The Gallery was founded in 1856 to collect portraits of famous British men and women. Today, it houses 120,000 portraits dating from the 16th century, including one of the best-known paintings of William Shakespeare, a self portrait of William Hogarth, and Branwell Bronte's famous painting of his sisters, Charlotte, Emily, and Anne.
This is the world’s leading museum of natural history. It features hundreds of exciting interactive exhibits, ranging from the dramatic earthquake experience to the spectacular dinosaurs exhibitions.
Not a classic tourist sight but the Old Bailey or Central Criminal Court offers a unique authentic insight into London and the British justice system with its peculiar wigged judges and barristers. The Old Bailey was built about a century ago on the site of an old prison.
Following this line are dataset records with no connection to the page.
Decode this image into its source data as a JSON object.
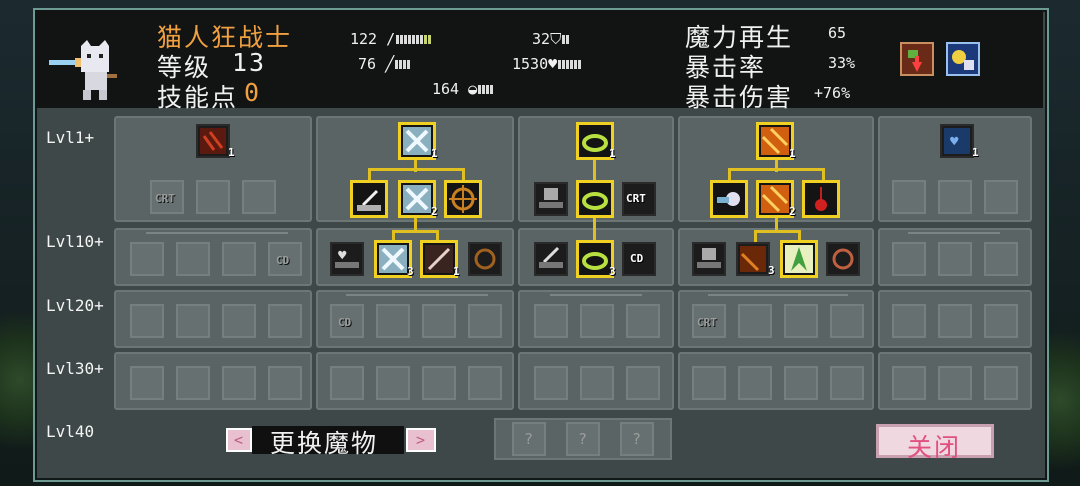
{
  "header": {
    "name": "猫人狂战士",
    "level_label": "等级",
    "level_value": "13",
    "skill_label": "技能点",
    "skill_value": "0",
    "stats": [
      {
        "value": "122",
        "icon": "sword-icon"
      },
      {
        "value": "76",
        "icon": "wand-icon"
      },
      {
        "value": "164",
        "icon": "speed-icon"
      },
      {
        "value": "32",
        "icon": "shield-icon"
      },
      {
        "value": "1530",
        "icon": "heart-icon"
      }
    ],
    "right_stats": [
      {
        "label": "魔力再生",
        "value": "65"
      },
      {
        "label": "暴击率",
        "value": "33%"
      },
      {
        "label": "暴击伤害",
        "value": "+76%"
      }
    ]
  },
  "levels": [
    "Lvl1+",
    "Lvl10+",
    "Lvl20+",
    "Lvl30+",
    "Lvl40"
  ],
  "counts": {
    "c1": "1",
    "c2": "1",
    "c2b": "2",
    "c2c": "3",
    "c2d": "1",
    "c3": "1",
    "c3b": "3",
    "c4": "1",
    "c4b": "2",
    "c4c": "3",
    "c5": "1"
  },
  "ghost_text": {
    "crt": "CRT",
    "cd": "CD"
  },
  "footer": {
    "change_monster": "更换魔物",
    "prev": "<",
    "next": ">",
    "unknown": "?",
    "close": "关闭"
  },
  "colors": {
    "accent": "#f0d020",
    "name": "#f0a040",
    "panel": "#3e4848"
  }
}
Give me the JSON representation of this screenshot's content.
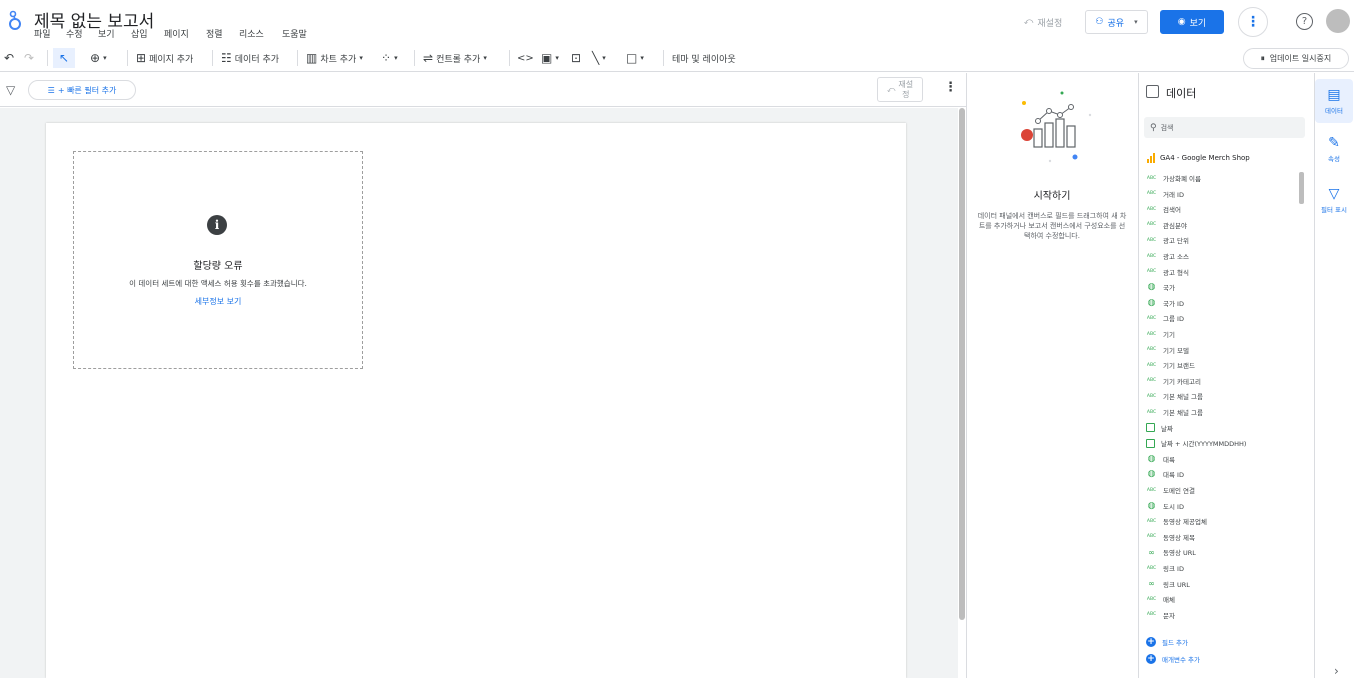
{
  "header": {
    "title": "제목 없는 보고서",
    "menus": [
      "파일",
      "수정",
      "보기",
      "삽입",
      "페이지",
      "정렬",
      "리소스",
      "도움말"
    ],
    "reset_label": "재설정",
    "share_label": "공유",
    "view_label": "보기",
    "more_label": "⋮",
    "help_label": "?"
  },
  "toolbar": {
    "undo": "↶",
    "redo": "↷",
    "select": "↖",
    "zoom": "⊕",
    "add_page": "페이지 추가",
    "add_data": "데이터 추가",
    "add_chart": "차트 추가",
    "add_control": "컨트롤 추가",
    "code": "<>",
    "theme_layout": "테마 및 레이아웃",
    "pause_updates": "업데이트 일시중지"
  },
  "filterbar": {
    "quick_filter": "+ 빠른 필터 추가",
    "reset_line1": "재설",
    "reset_line2": "정"
  },
  "canvas": {
    "error_icon": "i",
    "error_title": "할당량 오류",
    "error_message": "이 데이터 세트에 대한 액세스 허용 횟수를 초과했습니다.",
    "error_link": "세부정보 보기"
  },
  "getting_started": {
    "title": "시작하기",
    "description": "데이터 패널에서 캔버스로 필드를 드래그하여 새 차트를 추가하거나 보고서 캔버스에서 구성요소를 선택하여 수정합니다."
  },
  "data_panel": {
    "title": "데이터",
    "search_placeholder": "검색",
    "source": "GA4 - Google Merch Shop",
    "fields": [
      {
        "type": "abc",
        "name": "가상화폐 이름"
      },
      {
        "type": "abc",
        "name": "거래 ID"
      },
      {
        "type": "abc",
        "name": "검색어"
      },
      {
        "type": "abc",
        "name": "관심분야"
      },
      {
        "type": "abc",
        "name": "광고 단위"
      },
      {
        "type": "abc",
        "name": "광고 소스"
      },
      {
        "type": "abc",
        "name": "광고 형식"
      },
      {
        "type": "globe",
        "name": "국가"
      },
      {
        "type": "globe",
        "name": "국가 ID"
      },
      {
        "type": "abc",
        "name": "그룹 ID"
      },
      {
        "type": "abc",
        "name": "기기"
      },
      {
        "type": "abc",
        "name": "기기 모델"
      },
      {
        "type": "abc",
        "name": "기기 브랜드"
      },
      {
        "type": "abc",
        "name": "기기 카테고리"
      },
      {
        "type": "abc",
        "name": "기본 채널 그룹"
      },
      {
        "type": "abc",
        "name": "기본 채널 그룹"
      },
      {
        "type": "cal",
        "name": "날짜"
      },
      {
        "type": "cal",
        "name": "날짜 + 시간(YYYYMMDDHH)"
      },
      {
        "type": "globe",
        "name": "대륙"
      },
      {
        "type": "globe",
        "name": "대륙 ID"
      },
      {
        "type": "abc",
        "name": "도메인 연결"
      },
      {
        "type": "globe",
        "name": "도시 ID"
      },
      {
        "type": "abc",
        "name": "동영상 제공업체"
      },
      {
        "type": "abc",
        "name": "동영상 제목"
      },
      {
        "type": "link",
        "name": "동영상 URL"
      },
      {
        "type": "abc",
        "name": "링크 ID"
      },
      {
        "type": "link",
        "name": "링크 URL"
      },
      {
        "type": "abc",
        "name": "매체"
      },
      {
        "type": "abc",
        "name": "문자"
      }
    ],
    "add_field": "필드 추가",
    "add_parameter": "매개변수 추가"
  },
  "rail": {
    "data": "데이터",
    "properties": "속성",
    "filter": "필터 표시"
  },
  "colors": {
    "accent": "#1a73e8",
    "field_type": "#34a853",
    "source_bars": "#f9ab00"
  }
}
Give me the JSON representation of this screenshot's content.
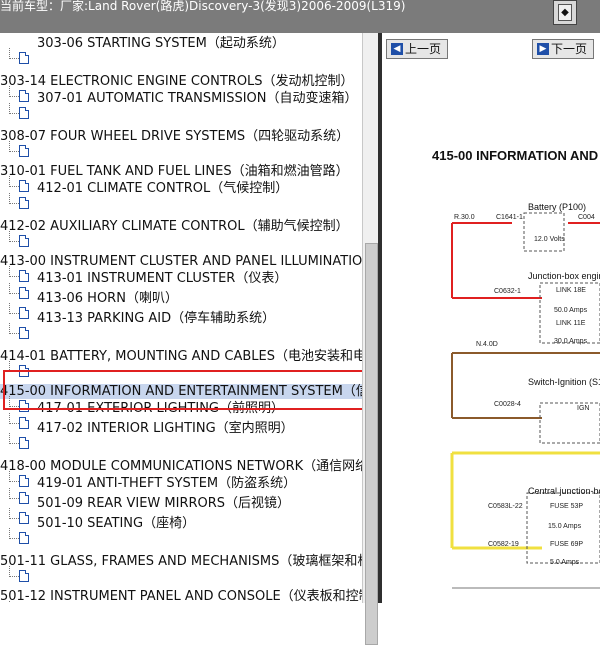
{
  "header": {
    "breadcrumb": "当前车型：厂家:Land Rover(路虎)Discovery-3(发现3)2006-2009(L319)",
    "corner_button_glyph": "◆"
  },
  "toc": {
    "items": [
      {
        "level": "child",
        "text": "303-06 STARTING SYSTEM（起动系统）"
      },
      {
        "level": "parent",
        "text": "303-14 ELECTRONIC ENGINE CONTROLS（发动机控制）"
      },
      {
        "level": "child",
        "text": "307-01 AUTOMATIC TRANSMISSION（自动变速箱）"
      },
      {
        "level": "parent",
        "text": "308-07 FOUR WHEEL DRIVE SYSTEMS（四轮驱动系统）"
      },
      {
        "level": "parent",
        "text": "310-01 FUEL TANK AND FUEL LINES（油箱和燃油管路）"
      },
      {
        "level": "child",
        "text": "412-01 CLIMATE CONTROL（气候控制）"
      },
      {
        "level": "parent",
        "text": "412-02 AUXILIARY CLIMATE CONTROL（辅助气候控制）"
      },
      {
        "level": "parent",
        "text": "413-00 INSTRUMENT CLUSTER AND PANEL ILLUMINATION"
      },
      {
        "level": "child",
        "text": "413-01 INSTRUMENT CLUSTER（仪表）"
      },
      {
        "level": "child",
        "text": "413-06 HORN（喇叭）"
      },
      {
        "level": "child",
        "text": "413-13 PARKING AID（停车辅助系统）"
      },
      {
        "level": "parent",
        "text": "414-01 BATTERY, MOUNTING AND CABLES（电池安装和电"
      },
      {
        "level": "parent",
        "text": "415-00 INFORMATION AND ENTERTAINMENT SYSTEM（信",
        "selected": true
      },
      {
        "level": "child",
        "text": "417-01 EXTERIOR LIGHTING（前照明）"
      },
      {
        "level": "child",
        "text": "417-02 INTERIOR LIGHTING（室内照明）"
      },
      {
        "level": "parent",
        "text": "418-00 MODULE COMMUNICATIONS NETWORK（通信网络"
      },
      {
        "level": "child",
        "text": "419-01 ANTI-THEFT SYSTEM（防盗系统）"
      },
      {
        "level": "child",
        "text": "501-09 REAR VIEW MIRRORS（后视镜）"
      },
      {
        "level": "child",
        "text": "501-10 SEATING（座椅）"
      },
      {
        "level": "parent",
        "text": "501-11 GLASS, FRAMES AND MECHANISMS（玻璃框架和机"
      },
      {
        "level": "parent",
        "text": "501-12 INSTRUMENT PANEL AND CONSOLE（仪表板和控制"
      }
    ]
  },
  "viewer": {
    "prev_label": "上一页",
    "next_label": "下一页",
    "doc_title": "415-00 INFORMATION AND",
    "wiring": {
      "battery": "Battery (P100)",
      "r30": "R.30.0",
      "c1641": "C1641-1",
      "c004": "C004",
      "volts": "12.0 Volts",
      "junction_box": "Junction-box engin",
      "c0632": "C0632-1",
      "link18e": "LINK 18E",
      "amps50": "50.0 Amps",
      "link11e": "LINK 11E",
      "amps30": "30.0 Amps",
      "n40d": "N.4.0D",
      "switch": "Switch-Ignition (S1",
      "c0028": "C0028-4",
      "ign": "IGN",
      "central_box": "Central junction-bo",
      "c0583": "C0583L-22",
      "fuse53p": "FUSE 53P",
      "amps15": "15.0 Amps",
      "c0582": "C0582-19",
      "fuse69p": "FUSE 69P",
      "amps5": "5.0 Amps"
    }
  }
}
The courts consist of 18 courtrooms and nearly all have public viewing galleries. Entry is free.
The Saturday antiques market on Portobello Road is truly unique as 2,000 antiques dealers tend their stalls full of intriguing items. You can spend hours looking for that special souvenir—and once you leave the antique stalls behind, you find yourself in the middle of the most colorful food market. Go early because it gets crowded.
Stand on the world-famous Greenwich Meridian Line, Longitude Zero (0° 0' 0"), which divides Earth’s eastern and western hemispheres. Explore the history of time and astronomy in this charming Wren building.
The Saatchi Gallery is a London gallery for contemporary art, opened by Charles Saatchi in 1985 in order to show his sizeable (and changing) collection to the public. The gallery has been a major influence on art in Britain since its opening; it presents work by largely unseen young artists or by international artists whose work has been rarely or never exhibited in the UK.
Why not spend a sunny afternoon on the bustling South Bank? It is an area equally popular with tourists and locals due to the amazing number of famous venues and things to do along this incredibly scenic walk by the Thames.
Situated next to Tower Bridge and the Tower of London, St. Katherine Docks has been the focus of worldwide trade and commerce for over 1,000 years. It’s a quiet and unique place to eat or have a drink—plus, while you’re admiring the yachts, remember that it costs about £800 a month to park a 50-footer here.
If you like the arts, consider a visit to one of the Tate Galleries. Tate Modern is located in an unused power station and exhibits international modern and contemporary art, whereas Tate Britain is home of British art from 1500 to the present. Admission is free.
This is the best place in London to enjoy a sumptuous Afternoon Tea, including finger sandwiches, scones, pastries, and cakes! The English Tea Room has won the tea world’s highest accolade—the 2009 Tea Guild’s Top London Afternoon Tea award!
Climb a creaky spiral staircase to a church attic for a look at Britain's only surviving operating theatre, where limbs were sawed off in front of a live, viewing audience. Tour an assemblage of other Victorian medical devices—you'll be glad to step soundly back into the 21st century!
Europe’s largest in-city shopping center is a stunning architectural masterpiece with over 275 shops from luxury fashion labels to high street favorites and over 50 places to eat and drink, Westfield London is truly a unique shopping experience.
Westminster Abbey is steeped in more than a thousand years of history; it has been the coronation church since 1066 and is the final resting place of 17 monarchs. The present church, begun by Henry III in 1245, is one of the country’s most important gothic buildings.
The mother church of the Roman Catholic community in England and Wales is dedicated to the Most Precious Blood of Jesus Christ. The Byzantine-style architecture of the eastern Roman Empire sets it quite apart from other London landmarks.